With this trip to Asia, Obama will have visited 20 countries in his first year in office, the most of any US president in history. This is certainly a great record by itself. But what is more important is not just his sincerity but also his credibility.

People naturally compare former US President George W. Bush and Obama. Even though the latter can be more eloquent in delivery, the former, once he said he was going to do something, no matter how difficult it was, followed through.

Source: Global Times ("Obama Needs Deeds, Not Just Pretty Words")

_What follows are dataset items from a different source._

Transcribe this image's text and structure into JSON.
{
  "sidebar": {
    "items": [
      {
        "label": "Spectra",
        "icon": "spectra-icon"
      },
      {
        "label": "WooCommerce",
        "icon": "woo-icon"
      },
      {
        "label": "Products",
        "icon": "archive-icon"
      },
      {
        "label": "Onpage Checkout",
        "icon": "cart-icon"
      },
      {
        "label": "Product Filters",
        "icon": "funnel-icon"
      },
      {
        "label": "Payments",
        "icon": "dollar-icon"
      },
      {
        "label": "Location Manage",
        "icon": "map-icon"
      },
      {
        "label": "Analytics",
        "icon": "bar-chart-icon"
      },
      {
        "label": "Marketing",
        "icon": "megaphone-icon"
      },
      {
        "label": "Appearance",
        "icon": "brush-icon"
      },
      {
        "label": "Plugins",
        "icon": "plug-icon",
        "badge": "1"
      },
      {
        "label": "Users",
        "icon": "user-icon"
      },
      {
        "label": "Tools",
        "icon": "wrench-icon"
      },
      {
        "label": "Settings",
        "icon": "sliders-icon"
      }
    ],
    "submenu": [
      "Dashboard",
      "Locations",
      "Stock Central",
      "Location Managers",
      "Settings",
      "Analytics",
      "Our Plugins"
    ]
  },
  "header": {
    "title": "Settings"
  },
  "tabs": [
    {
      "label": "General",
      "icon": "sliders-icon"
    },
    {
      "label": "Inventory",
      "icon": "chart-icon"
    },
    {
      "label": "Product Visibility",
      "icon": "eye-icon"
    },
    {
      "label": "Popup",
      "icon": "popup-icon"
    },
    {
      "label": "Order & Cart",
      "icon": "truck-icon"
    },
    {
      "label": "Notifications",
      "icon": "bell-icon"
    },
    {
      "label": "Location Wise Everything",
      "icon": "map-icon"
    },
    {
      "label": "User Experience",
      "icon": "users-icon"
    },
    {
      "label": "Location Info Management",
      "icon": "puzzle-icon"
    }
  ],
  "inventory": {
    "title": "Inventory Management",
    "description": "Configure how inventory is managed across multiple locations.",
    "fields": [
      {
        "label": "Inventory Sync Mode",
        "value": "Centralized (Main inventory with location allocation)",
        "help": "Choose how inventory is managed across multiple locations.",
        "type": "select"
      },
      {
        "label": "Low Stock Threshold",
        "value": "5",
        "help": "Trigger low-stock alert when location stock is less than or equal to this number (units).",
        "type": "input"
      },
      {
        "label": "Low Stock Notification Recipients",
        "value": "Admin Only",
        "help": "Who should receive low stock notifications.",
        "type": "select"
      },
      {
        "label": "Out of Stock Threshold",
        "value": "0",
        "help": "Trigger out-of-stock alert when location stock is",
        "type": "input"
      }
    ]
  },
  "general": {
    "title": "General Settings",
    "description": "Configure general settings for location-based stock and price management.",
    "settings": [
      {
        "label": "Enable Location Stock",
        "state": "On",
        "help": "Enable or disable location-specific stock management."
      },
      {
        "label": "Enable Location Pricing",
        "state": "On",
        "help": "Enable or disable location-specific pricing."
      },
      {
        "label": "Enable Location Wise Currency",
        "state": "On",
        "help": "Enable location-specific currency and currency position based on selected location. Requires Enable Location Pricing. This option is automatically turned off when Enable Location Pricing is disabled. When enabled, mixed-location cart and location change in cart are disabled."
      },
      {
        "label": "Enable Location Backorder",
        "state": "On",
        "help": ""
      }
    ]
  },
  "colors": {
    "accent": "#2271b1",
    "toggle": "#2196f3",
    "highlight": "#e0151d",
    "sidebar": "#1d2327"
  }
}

According to the Wall Street Journal, Obama isn't traveling to Asia with plans to actually achieve anything. According to Jeffrey Bader of the National Security Council, Obama will be in full campaign mode with photo-ops, press conferences and more empty rhetoric:

...Mr. Obama will likely rely heavily on oratory and personal popularity to try to boost U.S. influence while maintaining close economic ties to a region that has become the biggest creditor to the U.S.

What the trip lacks in achievements, Mr. Obama hopes to make up in appearances, news conferences in Tokyo, Beijing and Seoul, a speech on U.S. engagement with Asia at Tokyo's Suntory Hall and a speech and town hall-style session with young people in Shanghai. Mr. Bader said the idea is to use the president's "special communications gifts."

Source: Wall Street Journal ("US Lowers Goals for Asia Trip")

Wow, that's some plan. With Obama's recent snub of the Dalai Lama and his administration's admiration of Chairman Mao, the Chinese government must be salivating.

MEANWHILE... In what could be the biggest concession made by China, the Chinese government has been cracking down on shopkeepers who sell Obama/Mao T-shirts:

T-shirts showing Barack Obama dressed as one of Mao Zedong's Red Guards have been taken off sales racks in China ahead of the US president's visit, a newspaper reported Tuesday.

Market stalls and souvenir shops in Beijing have reportedly been ordered to stop selling the popular T-shirts showing Obama in a revolutionary cap and a Mao suit.

However, one stall holder near the capital's Forbidden City told the newspaper that he had a call from the Beijing Administration for Industry and Commerce about the T-shirts last week.

'They told me not to sell any more,' he told the newspaper. 'Later on, three officers came to my shop to check, and they told me not to sell any this week.'

Other stall holders told the newspaper no one would sell the T-shirts until after the visit by Obama, who is to arrive in Shanghai Sunday before visiting Beijing Monday to Wednesday.